In theory, this automation could also help streamline and automate some of the more tedious tasks in talent acquisition. While GPT is good at reading information like resumes, there’s still not much research to show that it is reliable at doing tasks like force-ranking the candidates you should consider.
The Potential Pitfalls Await
You can’t deny there are potential benefits, even though I see the advantages of using actual people for all the tasks above. Still, there are challenges.
Recruiting data that you might train a potential GPT companion with has to be immaculate. Vendors that have worked in the trenches on this challenge already know the problem: There’s a lot of bad data in these systems and fixing it is nearly impossible. There’s no way to fake the outcomes you want.
While bias is the major and obvious concern, there’s another concern: A model doesn’t know what it doesn’t know. That feeling in the back of your head when you know you’re missing a key piece of data but don’t know what it is? AI is more likely to simply grade based on the information it has and not disclose the gap in thinking.
Just like with generative writing or art, there’s limited evidence suggesting people want to be led through a very human, vulnerable hiring process by a machine. While research shows that candidates are comfortable interacting with supportive chatbots, they may not be so keen on knowing that a chatbot decided to prioritize another resume over your own.
Is Generative AI the Real Problem?
While I can point fingers at all the ways that this approach is problematic, there’s also another reality to face.
Not every recruiter is a great one. Some do a poor job at communication. Have you read a bad job description or advertisement? I’ve read thousands! Ever had a recruiter ghost you, even as a fellow recruiter? Of course you have.
Oftentimes, it’s not a capability problem but a training gap. This is ultimately why organizations can even consider using generative AI to replace certain recruiting tasks — if they were doing a great job consistently and they were adding value to the hiring process, you wouldn’t think of replacing it.
Organizations that take a lazy approach to equipping and managing talent acquisition will be the first to run to maximize the use of these technologies — and they might even do better because they never gave their people the chance.
A Human-First Approach to Recruiting with Generative AI
If you’re doing hiring right (or you want to do it right), it’s crucial to take a human-first approach when integrating generative AI (or any other AI technology) into your recruiting process. Here’s how organizations can strike the right balance between AI and human involvement:
Be transparent with candidates. The research on chatbots for support is clear: Let people know a machine is doing some of the work but that humans are available as well. Ultimately, you should let candidates know how you’ll be using AI-assisted tools, just as you would communicate other aspects of the hiring process.
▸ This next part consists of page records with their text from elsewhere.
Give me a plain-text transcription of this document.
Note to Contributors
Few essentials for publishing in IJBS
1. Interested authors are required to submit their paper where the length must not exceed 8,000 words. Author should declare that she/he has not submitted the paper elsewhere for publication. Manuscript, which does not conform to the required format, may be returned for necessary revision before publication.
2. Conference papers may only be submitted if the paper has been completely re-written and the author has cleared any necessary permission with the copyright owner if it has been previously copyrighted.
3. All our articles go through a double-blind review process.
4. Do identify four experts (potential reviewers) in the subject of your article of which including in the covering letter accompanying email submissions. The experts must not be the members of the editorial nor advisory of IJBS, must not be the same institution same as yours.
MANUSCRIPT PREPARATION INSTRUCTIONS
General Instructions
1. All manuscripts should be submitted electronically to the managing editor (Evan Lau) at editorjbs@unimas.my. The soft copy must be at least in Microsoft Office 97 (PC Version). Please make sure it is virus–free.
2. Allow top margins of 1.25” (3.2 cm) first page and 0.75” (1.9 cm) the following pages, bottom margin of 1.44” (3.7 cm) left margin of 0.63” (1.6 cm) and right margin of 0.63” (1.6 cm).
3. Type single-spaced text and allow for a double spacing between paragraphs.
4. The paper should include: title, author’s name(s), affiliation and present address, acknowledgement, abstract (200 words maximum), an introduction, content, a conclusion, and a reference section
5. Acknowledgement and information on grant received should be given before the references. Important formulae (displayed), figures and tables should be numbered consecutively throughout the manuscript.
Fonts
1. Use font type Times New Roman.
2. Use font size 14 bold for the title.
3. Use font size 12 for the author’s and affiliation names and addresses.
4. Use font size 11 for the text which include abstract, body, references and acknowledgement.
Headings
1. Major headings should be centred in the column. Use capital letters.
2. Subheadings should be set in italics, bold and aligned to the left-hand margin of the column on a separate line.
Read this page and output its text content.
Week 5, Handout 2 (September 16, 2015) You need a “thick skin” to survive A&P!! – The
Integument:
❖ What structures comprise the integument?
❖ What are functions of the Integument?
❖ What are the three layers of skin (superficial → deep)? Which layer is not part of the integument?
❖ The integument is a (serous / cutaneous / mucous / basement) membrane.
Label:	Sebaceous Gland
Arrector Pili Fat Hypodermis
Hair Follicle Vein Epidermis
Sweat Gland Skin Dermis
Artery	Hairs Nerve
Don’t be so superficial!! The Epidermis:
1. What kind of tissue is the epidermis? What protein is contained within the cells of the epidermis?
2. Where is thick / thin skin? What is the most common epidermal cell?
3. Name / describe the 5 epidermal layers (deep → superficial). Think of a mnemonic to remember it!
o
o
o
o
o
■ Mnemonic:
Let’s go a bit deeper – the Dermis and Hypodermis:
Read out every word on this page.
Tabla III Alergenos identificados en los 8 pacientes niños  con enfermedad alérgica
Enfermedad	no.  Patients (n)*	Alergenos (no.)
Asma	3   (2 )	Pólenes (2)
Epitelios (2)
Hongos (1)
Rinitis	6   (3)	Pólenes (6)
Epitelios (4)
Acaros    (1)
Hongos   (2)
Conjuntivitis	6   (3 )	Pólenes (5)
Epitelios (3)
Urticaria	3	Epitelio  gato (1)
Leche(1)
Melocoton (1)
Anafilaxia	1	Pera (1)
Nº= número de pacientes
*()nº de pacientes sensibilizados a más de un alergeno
Use AI as a tool, not a replacement. You can’t replace people in the hiring process, so keep that in mind as you’re investigating solutions. Most organizations’ recruiting teams welcome technology assistance to improve their work rather than feel like they are competing for their job.
Continuously monitor and evaluate AI performance. There’s no doubt that generative AI is here to stay and that it will improve but organizations have an obligation to monitor performance. This is especially critical early on, especially from a legal perspective, to ensure your hiring process is fair and effective.
It’s an exciting time to be in talent acquisition, and everybody is looking to make use of these innovative new tools. But in the rush to be first or to get the new shiny thing, remember to keep your perspective on the hiring process for candidates, hiring managers, and your fellow recruiters.
It’s ultimately your call to find the right balance of technology and human touch for your individual organization. By focusing on keeping people at the center of our processes, we can continue to create innovative experiences for all.